Raven's Cry received a 1/10 score from GameSpot, the lowest possible score on the site, for its "rampant racism, sexism, and homophobia", broken gameplay, and "button-mashing tedium". Brandin Tyrrel, writing for IGN, gave the game a 3/10, citing its inconsistent dialogue, clunky combat, rigid control and game-stopping crashes. He summarized the review by saying that "I genuinely do think the potential for a good pirate game is in here, somewhere, but Raven's Cry is a mess of bugs, hazards, hiccups, oversights, and progression-halting crashes. If you never set foot on land, its ship-to-ship combat might be respectable, but this adventure insists on taking you places no self-respecting pirate captain should go."

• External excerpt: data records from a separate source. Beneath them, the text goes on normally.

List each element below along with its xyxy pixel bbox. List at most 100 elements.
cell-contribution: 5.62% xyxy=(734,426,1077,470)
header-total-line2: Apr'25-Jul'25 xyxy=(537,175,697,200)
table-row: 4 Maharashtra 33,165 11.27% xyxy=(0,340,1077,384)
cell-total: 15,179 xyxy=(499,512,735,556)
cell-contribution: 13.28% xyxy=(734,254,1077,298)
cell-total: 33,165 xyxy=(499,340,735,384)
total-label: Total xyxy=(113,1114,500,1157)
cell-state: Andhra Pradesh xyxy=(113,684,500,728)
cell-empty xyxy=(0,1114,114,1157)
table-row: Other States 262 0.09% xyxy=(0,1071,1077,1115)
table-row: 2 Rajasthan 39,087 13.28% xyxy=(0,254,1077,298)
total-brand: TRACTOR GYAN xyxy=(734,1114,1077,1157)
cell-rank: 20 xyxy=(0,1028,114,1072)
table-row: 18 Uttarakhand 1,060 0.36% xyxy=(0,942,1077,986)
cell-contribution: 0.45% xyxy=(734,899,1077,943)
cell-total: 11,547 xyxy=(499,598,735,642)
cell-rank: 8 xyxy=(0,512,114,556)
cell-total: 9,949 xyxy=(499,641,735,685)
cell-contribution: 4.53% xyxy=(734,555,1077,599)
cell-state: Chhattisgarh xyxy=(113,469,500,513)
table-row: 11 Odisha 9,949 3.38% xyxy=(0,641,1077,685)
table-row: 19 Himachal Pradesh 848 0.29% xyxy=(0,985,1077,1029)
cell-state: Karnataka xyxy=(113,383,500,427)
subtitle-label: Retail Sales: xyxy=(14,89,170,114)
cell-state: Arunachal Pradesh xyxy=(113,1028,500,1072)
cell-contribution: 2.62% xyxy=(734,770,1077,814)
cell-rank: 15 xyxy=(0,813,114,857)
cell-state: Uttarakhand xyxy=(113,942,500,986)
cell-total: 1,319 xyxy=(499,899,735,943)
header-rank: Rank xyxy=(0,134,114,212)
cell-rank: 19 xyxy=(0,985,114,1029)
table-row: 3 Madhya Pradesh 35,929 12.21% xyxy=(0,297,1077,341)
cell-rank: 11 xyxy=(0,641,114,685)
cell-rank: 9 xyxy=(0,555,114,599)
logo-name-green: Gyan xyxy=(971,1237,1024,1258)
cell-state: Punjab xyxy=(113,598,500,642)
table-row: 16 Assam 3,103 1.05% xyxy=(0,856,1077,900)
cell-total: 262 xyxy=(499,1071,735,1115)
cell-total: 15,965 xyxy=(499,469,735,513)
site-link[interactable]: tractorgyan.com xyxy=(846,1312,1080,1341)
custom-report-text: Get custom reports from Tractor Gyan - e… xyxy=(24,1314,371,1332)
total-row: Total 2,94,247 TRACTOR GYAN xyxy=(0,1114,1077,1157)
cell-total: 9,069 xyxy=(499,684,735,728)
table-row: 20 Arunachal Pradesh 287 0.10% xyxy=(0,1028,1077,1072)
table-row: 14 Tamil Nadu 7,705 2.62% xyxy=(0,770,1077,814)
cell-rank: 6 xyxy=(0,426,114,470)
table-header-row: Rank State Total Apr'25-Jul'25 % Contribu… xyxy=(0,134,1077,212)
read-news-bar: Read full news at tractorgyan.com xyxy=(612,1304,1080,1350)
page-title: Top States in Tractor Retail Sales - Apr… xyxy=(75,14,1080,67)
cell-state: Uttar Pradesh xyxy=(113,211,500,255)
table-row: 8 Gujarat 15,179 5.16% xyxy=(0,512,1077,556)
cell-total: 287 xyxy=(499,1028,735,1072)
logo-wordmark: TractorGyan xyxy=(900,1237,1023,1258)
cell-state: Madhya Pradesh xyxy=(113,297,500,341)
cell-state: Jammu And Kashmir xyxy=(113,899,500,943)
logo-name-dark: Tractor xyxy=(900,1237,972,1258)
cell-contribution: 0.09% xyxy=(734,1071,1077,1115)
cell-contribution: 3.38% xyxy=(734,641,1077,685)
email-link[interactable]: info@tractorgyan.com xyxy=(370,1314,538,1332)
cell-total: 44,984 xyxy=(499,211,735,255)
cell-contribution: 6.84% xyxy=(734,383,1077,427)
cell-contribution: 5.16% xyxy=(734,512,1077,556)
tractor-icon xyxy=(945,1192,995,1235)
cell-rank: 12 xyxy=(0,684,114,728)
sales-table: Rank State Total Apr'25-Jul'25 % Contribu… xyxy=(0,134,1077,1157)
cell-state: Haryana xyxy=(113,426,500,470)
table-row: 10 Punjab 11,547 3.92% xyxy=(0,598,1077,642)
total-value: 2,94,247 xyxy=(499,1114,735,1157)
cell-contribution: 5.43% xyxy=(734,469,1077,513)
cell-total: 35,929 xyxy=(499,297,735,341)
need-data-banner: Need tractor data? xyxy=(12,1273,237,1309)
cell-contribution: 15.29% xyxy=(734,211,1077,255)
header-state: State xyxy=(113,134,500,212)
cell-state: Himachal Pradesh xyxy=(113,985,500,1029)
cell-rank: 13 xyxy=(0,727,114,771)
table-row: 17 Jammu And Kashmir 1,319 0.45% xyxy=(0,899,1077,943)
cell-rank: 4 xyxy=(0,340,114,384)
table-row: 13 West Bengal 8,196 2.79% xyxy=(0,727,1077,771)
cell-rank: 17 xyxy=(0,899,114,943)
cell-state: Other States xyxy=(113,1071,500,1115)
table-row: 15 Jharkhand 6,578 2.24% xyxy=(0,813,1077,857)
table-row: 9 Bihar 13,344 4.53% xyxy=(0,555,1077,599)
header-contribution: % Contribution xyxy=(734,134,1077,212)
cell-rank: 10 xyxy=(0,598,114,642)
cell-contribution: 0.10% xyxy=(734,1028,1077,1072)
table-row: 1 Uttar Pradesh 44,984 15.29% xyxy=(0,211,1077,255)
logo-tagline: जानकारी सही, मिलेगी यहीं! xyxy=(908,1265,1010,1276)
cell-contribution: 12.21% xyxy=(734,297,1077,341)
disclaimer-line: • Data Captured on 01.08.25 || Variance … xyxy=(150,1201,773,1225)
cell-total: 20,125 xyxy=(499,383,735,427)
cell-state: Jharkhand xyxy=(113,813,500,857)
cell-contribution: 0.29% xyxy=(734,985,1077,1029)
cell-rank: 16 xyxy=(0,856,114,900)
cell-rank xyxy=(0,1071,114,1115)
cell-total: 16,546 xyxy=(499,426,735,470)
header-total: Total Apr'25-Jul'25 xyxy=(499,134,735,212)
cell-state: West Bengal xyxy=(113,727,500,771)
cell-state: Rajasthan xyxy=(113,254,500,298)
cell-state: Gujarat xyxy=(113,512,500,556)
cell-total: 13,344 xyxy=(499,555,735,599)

Daniel Starky, writing for Eurogamer, recommended that people avoid this game. He criticized the plot, stating that "tension and drama is soon lost [...] as the plot drops for a noxious cocktail of clichés." He also labeled the combat as bland and dismissed the open world concept, stating that "Raven's Cry wants so desperately to have an open world, but never quite understands why". Allegra Frank of Polygon named it one of the worst video games of 2015.

Aggregate scores
| Aggregator | Score |
|---|---|
| GameRankings | 25.71% |
| Metacritic | 27/100 |

Review scores
| Publication | Score |
|---|---|
| GameSpot | 1/10 |
| IGN | 3/10 |

==Re-release==
As a result of the original game's poor critical and community reception, Reality Pump announced on 19 October 2015 that they were planning to re-release the game under the title Vendetta: Curse of Raven's Cry. The new version features new gameplay mechanics, voice-overs, missions, weapons and upgrades. It was released on 20 November 2015, and players of the original Raven's Cry received the new version as a free update. However, the re-release also received negative reviews.

Vendetta: Curse of Raven's Cry was suddenly pulled from Steam on 28 January 2016. Neither TopWare nor Reality Pump released any official explanation for this, however it has been speculated that allegations of "fake" positive reviews were what led to the game's removal from sale. As of July 2016, however, the game has been restored to the Steam Store.